Sunday, February 15, 2009

Sailin' On


The Great Depression featured, among many things, a 25% unemployment rate. The economy was stagnant, didn't grow for years, a lot of people died as a result. Dust scarred a swath through the southwest, some bears made good and bulls didn't exist in reality.

So the New Deal was not some gigantic government expansion born of liberal ideology but necessarily pragmatic counter-cyclical spending. The Depression lasted a long time; a few decades after the Industrial Revolution it looked as if the great capitalist structure was perhaps a great failure. So we're lucky it WAS a cycle, if a long and desperate and brutal one. Roosevelt doesn't get credit from conservatives for his policies - a great deal like to credit the spending associated with WWII solely with bringing us out of the mire - but look at the ideological trench these conservative Republicans are in, and the validity of such ideas is minimized. They simply can't translate those ideas into policies that work. Tax cuts? That's about it - we see how this goes. Hoover did nothing in the face of impending doom and the result was a prolonged stagnation of the economy. I suppose that losing wars isn't very profitable, and the bedtime story of successful tax cut stimulus is a myth born in the ether.

Besides, a big reason for this burst bubble is the fact that we have been spending more than we've been saving. That's our fault. So why give tax cuts to people who will spend them on HDTVs and Wendy's and SUVs and pornography? We forgot how to save, and all the economists and the politicians do is tell us to spend. 9/11 - go shopping! Economy is up - buy a house! Economy is down - buy a house cheap! Housing prices forever rise, you see. The basic premise that people do better when they have more of their own money has been refuted. We clearly don't know what the fuck we're doing.

Conservative Republicans don't seem to think that military spending counts as government spending - defense is a massive expenditure, we have a military which is about 7X bigger than the next biggest. It isn't necessary; we should lead with our head and not our heart with respect to foreign policy, and if we could manage to do that, we would be in much better shape indeed, since we wouldn't have Republicans in power preaching tax cuts while expanding military spending, forcing us to borrow against the full faith and credit of a United States that is failing financially and simply has no clue when it comes to intelligent foreign policy.

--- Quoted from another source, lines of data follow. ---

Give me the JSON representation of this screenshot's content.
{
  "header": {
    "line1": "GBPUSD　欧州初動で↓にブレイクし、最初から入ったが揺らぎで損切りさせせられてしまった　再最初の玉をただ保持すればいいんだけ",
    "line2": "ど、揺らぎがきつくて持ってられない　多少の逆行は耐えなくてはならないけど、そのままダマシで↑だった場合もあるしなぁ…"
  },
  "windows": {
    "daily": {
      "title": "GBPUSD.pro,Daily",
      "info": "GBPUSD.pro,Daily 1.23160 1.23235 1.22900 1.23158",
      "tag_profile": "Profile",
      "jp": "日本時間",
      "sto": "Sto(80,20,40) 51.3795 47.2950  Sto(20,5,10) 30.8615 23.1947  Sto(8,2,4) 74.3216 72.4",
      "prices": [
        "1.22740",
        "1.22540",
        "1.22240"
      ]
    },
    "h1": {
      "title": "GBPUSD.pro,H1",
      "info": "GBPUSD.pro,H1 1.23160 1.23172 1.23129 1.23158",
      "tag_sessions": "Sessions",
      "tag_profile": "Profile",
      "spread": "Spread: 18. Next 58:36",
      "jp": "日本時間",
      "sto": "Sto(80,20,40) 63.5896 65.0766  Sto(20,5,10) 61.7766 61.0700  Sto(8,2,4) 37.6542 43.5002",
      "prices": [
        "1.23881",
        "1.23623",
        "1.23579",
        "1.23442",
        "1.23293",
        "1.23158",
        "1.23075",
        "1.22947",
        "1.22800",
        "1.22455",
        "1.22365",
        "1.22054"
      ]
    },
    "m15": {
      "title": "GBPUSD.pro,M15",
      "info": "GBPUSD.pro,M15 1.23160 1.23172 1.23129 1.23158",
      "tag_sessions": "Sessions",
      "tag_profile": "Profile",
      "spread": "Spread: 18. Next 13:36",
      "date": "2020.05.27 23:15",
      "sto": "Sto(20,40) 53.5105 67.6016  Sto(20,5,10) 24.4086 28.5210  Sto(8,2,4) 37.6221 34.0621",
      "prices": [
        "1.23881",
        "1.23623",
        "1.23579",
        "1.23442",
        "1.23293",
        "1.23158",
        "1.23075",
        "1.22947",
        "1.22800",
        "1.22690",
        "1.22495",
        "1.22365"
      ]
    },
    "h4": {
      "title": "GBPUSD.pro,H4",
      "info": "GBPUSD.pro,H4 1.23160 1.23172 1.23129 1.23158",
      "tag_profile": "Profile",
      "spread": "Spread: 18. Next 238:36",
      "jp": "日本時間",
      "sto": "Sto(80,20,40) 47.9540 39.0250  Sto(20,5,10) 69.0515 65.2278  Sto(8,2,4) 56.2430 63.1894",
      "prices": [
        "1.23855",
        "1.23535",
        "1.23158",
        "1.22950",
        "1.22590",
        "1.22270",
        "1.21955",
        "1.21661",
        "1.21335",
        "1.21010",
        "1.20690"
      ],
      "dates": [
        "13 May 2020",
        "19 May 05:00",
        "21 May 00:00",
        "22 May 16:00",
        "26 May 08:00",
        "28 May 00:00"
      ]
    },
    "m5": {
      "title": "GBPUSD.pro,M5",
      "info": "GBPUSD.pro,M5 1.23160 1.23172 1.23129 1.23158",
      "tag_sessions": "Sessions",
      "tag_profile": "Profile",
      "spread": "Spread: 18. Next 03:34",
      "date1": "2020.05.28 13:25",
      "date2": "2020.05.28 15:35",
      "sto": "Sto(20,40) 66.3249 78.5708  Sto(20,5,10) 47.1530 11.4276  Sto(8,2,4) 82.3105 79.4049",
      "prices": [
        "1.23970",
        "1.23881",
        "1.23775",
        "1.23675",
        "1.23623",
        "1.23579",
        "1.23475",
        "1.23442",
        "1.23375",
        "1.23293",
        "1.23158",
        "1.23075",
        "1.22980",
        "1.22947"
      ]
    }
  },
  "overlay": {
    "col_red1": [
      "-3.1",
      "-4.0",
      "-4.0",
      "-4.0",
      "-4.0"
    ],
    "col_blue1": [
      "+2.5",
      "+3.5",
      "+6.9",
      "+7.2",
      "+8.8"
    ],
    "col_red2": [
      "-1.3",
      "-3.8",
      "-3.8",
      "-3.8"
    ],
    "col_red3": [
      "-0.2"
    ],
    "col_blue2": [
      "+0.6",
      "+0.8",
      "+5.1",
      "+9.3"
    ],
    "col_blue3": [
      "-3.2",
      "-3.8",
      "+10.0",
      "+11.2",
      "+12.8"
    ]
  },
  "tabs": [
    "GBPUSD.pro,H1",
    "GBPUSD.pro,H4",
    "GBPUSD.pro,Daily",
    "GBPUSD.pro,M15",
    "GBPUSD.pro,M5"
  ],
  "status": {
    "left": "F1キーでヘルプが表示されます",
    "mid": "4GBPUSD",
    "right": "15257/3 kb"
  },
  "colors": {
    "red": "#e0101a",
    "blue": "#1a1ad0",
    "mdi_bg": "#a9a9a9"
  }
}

We're so SCARED all of the time - so we need this big, bad, very expensive military structure. Oh, and that structure is very profitable for a few very powerful people of course. What does this stimulate for the rest of us?

The government is spending money now because somebody has to. The worker/consumer/family doesn't have the extra money anymore and is cowed by failures of advice re: what to do with their incomes. Invest! But in what? We can't trust you sir, you may be running a Ponzi scheme. Well, we tried to buy a house but a lot of times you weren't as clear as you could have been regarding exactly what interest rate we'd be paying on this mortgage. We trusted you! And you sold us instruments, and said buy, and there you go. No one who advises investors to sell goes very far in an investment firm. That's not how money is made.

But then again, they only sold all of that because many, many of us weren't very smart. Really, we aren't so bright in this country. We don't know economics or civics very well, we treat evolution as a belief. We're very intellectually lazy sometimes. That is profitable for MSNBC and Fox News, and I understand that we work more hours than any other population on the globe, but maybe it's time to put down the tricked-out remote and cancel the DirecTV, eat some brain food and wean off of McDonald's and learn how the world works. We know what greases the axle, money, and yet we know very little about the application. The stock market once provided capital to industry - now it's a crapshoot that rewards the psychotic type-A personalities who are driven by this psychosis to succeed at all cost, fueled by trust funds and competitive insecurities and with no soul to provide drag. Nice penthouse, nice car, great party. Love ya.

I haven't made much money over the years and I have a job, so I'm not really affected or concerned. I'm sailing just like I always have, watching some abstract destruction of some peoples' lives, not much different than at any other time, observing the continuum of life and its successes for some and failures for others for all the reasons. I never invested or cared that much about money, and I don't care about retirement. I'm not scared the way I'm supposed to be - the system doesn't like me very much. I'll retire someday but I refuse to focus on it to some probable theory of my detriment. You might say that I'm going to crash and burn - I might say you're going to stagnate. Which is worse? I am a person without a profit scheme, and I'm fine with that. Life is good - I won an arts and crafts contest last week. The prize was a pound of Starbucks coffee. I left it at the bar. Now if I was really desperate, would I have done that? Sometimes it's good to learn to live small. That way you don't have trust the two dimensional figures on the TV, who are convinced of what you should do with your money. And then when it disappears down the rabbit hole, they do a lot of apologizing. But you're just as broke. Save your money.

The unemployment rate is just under 8% during the Great Correction. Good luck.